The iconoclastic choreographer Rocío Molina has coined her own artistic language based on a reinvented traditional flamenco style which respects its essence, but embraces the avant-garde. Radically free, she combines in her works: technical virtuosity, contemporary research and conceptual risk. Unafraid to forge alliances with other disciplines and artists, her choreographies are unique scenic events based on ideas and cultural forms ranging from cinema to literature, including philosophy and painting.
Rocío Molina, a restless dancer, was born in Malaga in 1984. She started to dance at the early age of three years old. At seven, she was outlining her first choreographies. At 17, she graduated with honors at the Royal Dance Conservatory in Madrid and became part of the cast of some professional companies with international tours.
At 22, she premiered Entre paredes, her first work, which was followed by many more self-creations, all of them with a thing in common: a curious and transgressor look at a flamenco style escaping from the well-trodden paths: El Eterno Retorno (2006), Turquesa como el limón (2006), Almario (2007), Por el decir de la gente (2007), Oro Viejo (2008), Cuando las piedras vuelen (2009), Vinática (2010), Danzaora y vinática (2011), Afectos 2012), Bosque Ardora (2014) and Caída del Cielo (2016).
At 26, the Ministry of Culture awarded her the Spanish National Award for Dance for “her contribution to the renewal of flamenco and for her versatility and strength as a performer capable of handling the most diverse registers with freedom and courage.” At 28, Mikhail Baryshnikov kneeled before her at the door of her dressing room at the New York City Center, after her outstandingly successful performance of Oro Viejo.
Since 2014, she has been an associated artist of the Chaillot NationalTheater in Paris, where in November 2016 Caída del Cielo,her last piece, premiered.
Rocío Molina, a versatile dancer, is one of the Spanish artists with greater international repercussion.

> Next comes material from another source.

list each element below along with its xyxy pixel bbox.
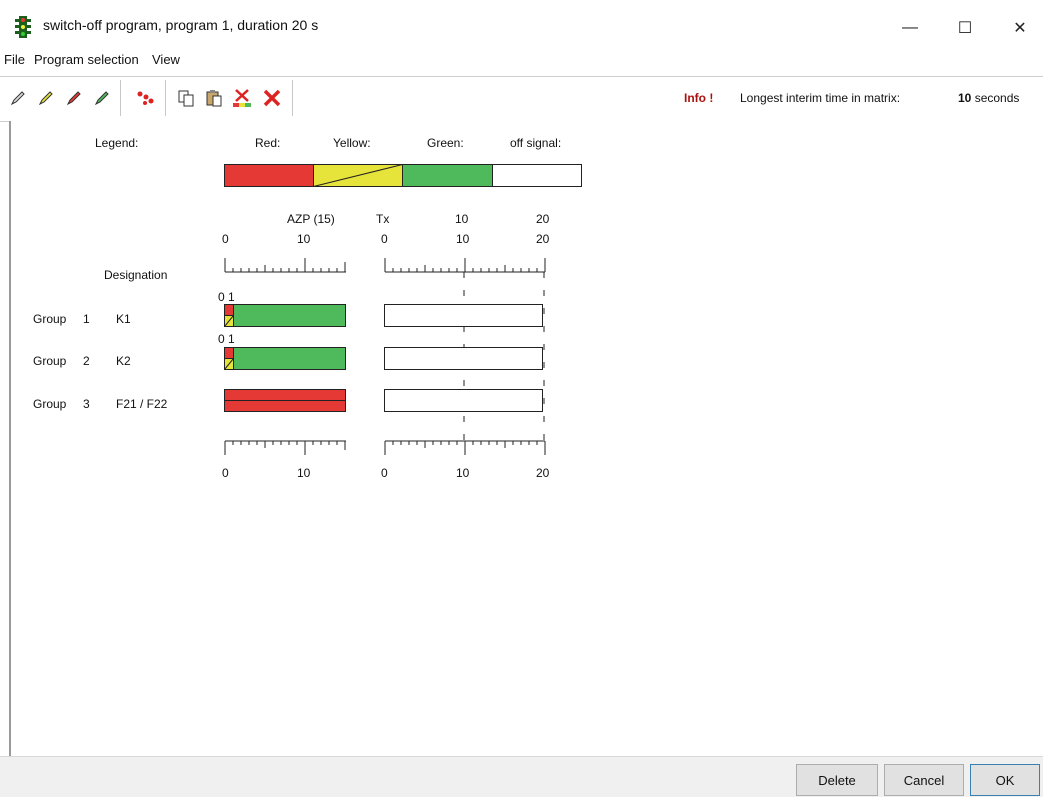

Her flamenco pieces have been performed not only in popular and important theaters and festivals such as: Barbican Center in London, New York City Center, the Esplanade in Singapore, Festival de Otoño, Madrid en Danza, Seoul Performing Arts Festival, Dance Umbrella Festival in London, Flamenco Festival Düsseldorf, Mercat de les Flors in Barcelona, Chaillot Theatre in Paris and Bunkamura in Tokyo. But also in renowned temples of flamenco such as Seville’s Flamenco Biennial or Jerez Festival, just to mention some of them.
Throughout her career, not only has she worked with great national flamenco leading figures such as: María Pagés, Miguel Poveda, Chano Lobato, Pastora Galván, Manuel Liñán, Belén López, Manuela Carrasco, Antonio Canales or Israel Galván, but also with leading figures of contemporary performing arts, such as Carlos Marquerie, Mateo Feijóo or Sebastién Ramírez.
Her artistic research has been recognized with awards at a national and at an international level (Spanish National Award for Dance, Best Dancer Award in Seville Biennial, Giraldillo Award for Best Choreography, Flamenco Hoy Critic’s Choice Prize, Critics Choice Prize awarded by the Chair for Flamenco Studies in Jerez, Gold Medal awarded by the Province of Malaga, 2015 Max Award for the best choreography in Bosque Ardora, 2016 Dance National British Awards, Giraldillo Award for dance at Seville Biennial 2016) and with the unanimous praise of the audience and the critics: “A gifted and intelligent dancer” (EL MUNDO), “She’s like the nuclear power within an atom” (STANDARD), “An innate talent for the most racial dance” (El PAÍS), “She is the incarnated and urgent passion, almost red hot, that takes control of the body, that moves it and transfers it, spasm by spasm, and fills it with rage and beauty” (LA VANGUARDIA), ”One of the best flamenco dancers I’ve ever seen” (THE NEW YORK TIMES).